George Yeo walks around Hougang Mall

Foreign Minister George Yeo, head of the diplomatic strategy of Singapore, who shakes hands with dictators nearly on a daily basis to persuade them to kill less civilians, who went for a jog with the residents at Bedok only a few hours after flying back to Singapore from a diplomatic mission, who was the first minister in 2006 to tell the rest that attacking James Gomez for forgetting a form..was lame, THAT George Yeo was largely ignored in favour of a Worker’s Party rally where the stars were clearly still Low Thia Khiang, Sylvia Lim and god himself, Chen Show Mao.
He is up for a tough fight – one almost feels sorry for him. One of our best ministers, and a really nice guy too (he actually bothers to engage people on Facebook), he will not be voted out because of incompetency.

Over 9000 but not a 5-digit figure. Seriously guys, it was only day 1.

If he does lose his seat, it will not only be because the WP owned his ass. If he loses, he has the GRC system to blame. Designed on the pretext of securing minority representation and even harnessing economies of scale, the GRC system divides the heavyweights into different teams.

One minister per team is the norm, two if there are too many and fillers occupy the rest of the spaces. GRCs were designed with the assumption that a minister would never be beaten by anyone from the opposition, thereby shielding the younger and weaker candidates from the brutal glare of public scrutiny.

And so if the opposition were to want a GRC badly enough, “a minister has to fall in the process“. This was an observation made by National Solidarity Party Sec-Gen Goh Meng Seng just last year.

Don't forget your plastic Thor and balloon hammers.

But is he truly in any danger of losing his ministerial position? This is a man with sterling credentials and a stunning portfolio of running the well oiled Foreign Ministry. If anything, it is Wong Kan Seng of Bishan-Toa Payoh and Mah Bow Tan of Tampines who should be sweating in their expensive suits now. The PAP is a victim of its own electoral maneuvering. Our government is now in serious danger of losing a good minister, while the others should be able to be re-elected with less anxiety.
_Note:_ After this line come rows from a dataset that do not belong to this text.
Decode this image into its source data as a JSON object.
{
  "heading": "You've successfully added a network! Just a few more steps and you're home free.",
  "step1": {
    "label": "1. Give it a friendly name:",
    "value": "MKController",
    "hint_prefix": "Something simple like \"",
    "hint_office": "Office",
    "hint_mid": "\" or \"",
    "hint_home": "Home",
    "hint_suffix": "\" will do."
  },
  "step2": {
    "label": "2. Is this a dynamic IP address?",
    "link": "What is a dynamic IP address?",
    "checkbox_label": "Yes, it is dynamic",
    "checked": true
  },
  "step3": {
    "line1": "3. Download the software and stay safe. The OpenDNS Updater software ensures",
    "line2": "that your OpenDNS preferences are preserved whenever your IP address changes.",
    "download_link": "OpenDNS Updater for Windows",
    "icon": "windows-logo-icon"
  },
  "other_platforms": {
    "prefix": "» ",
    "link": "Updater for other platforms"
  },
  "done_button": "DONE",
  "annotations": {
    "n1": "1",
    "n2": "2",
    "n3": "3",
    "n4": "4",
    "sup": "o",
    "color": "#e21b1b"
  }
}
This is not to say George Yeo is indispensable. He may have been a Cambridge graduate, a Brigadier-General in the SAF, and he may have been an excellent minister for 23 years. But the Chen Show Mao of the Worker’s Party has studied at Harvard, Oxford and Stanford, brokered an IPO for the Agricultural Bank of China (3rd largest lender in that very very big country) that raised $19 billion, and speaks Malay, English, Cantonese and Mandarin.

Everyone's trying to get that aerial shot.

Even if Chen Show Mao were to become an MP, he’d still be taking a very big pay cut. This is the sort of guy that the PAP uses to defend its GRC system and the Ministerial pay. Without the help of heavyweights and a ‘competitive’ paycheck, qualified candidates would never bother joining politics.

Well, the PAP has been proven wrong. This is a man of ministerial quality. Seriously, given he heads a multinational law firm in China, he’d be excellent for Sino-Singapore economic ties. Which is what the PAP always wanted.

Ideally, GE2011 should see incompetent ministers being voted out, and opposition members being voted in based on their capability to lead the country. Ideally, if we were actually a more representative democracy. Instead, we’ll see young, eager ministers like Teo Ser Luck trying his best to rally a crowd while Teo Chee Hean and the rest take a free-ride (warning: very painful to watch), we might lose George Yeo, and we’ll probably see Wong and Mah being rotated around with different portfolios for another 5 years. And don’t get me started on Tin Pei Ling.

A minister has to fall in the process of change. But is it fair? Even if we don’t see a dramatic increase in the number of opposition-held seats this time, it’s time for the PAP to reflect on their home-made model of formal democracy. This will be a very very painful ride.

In the meantime, Lucas Chow of Mediacorp will be leaving his seat soon and the Presidential elections are due sometime later this year.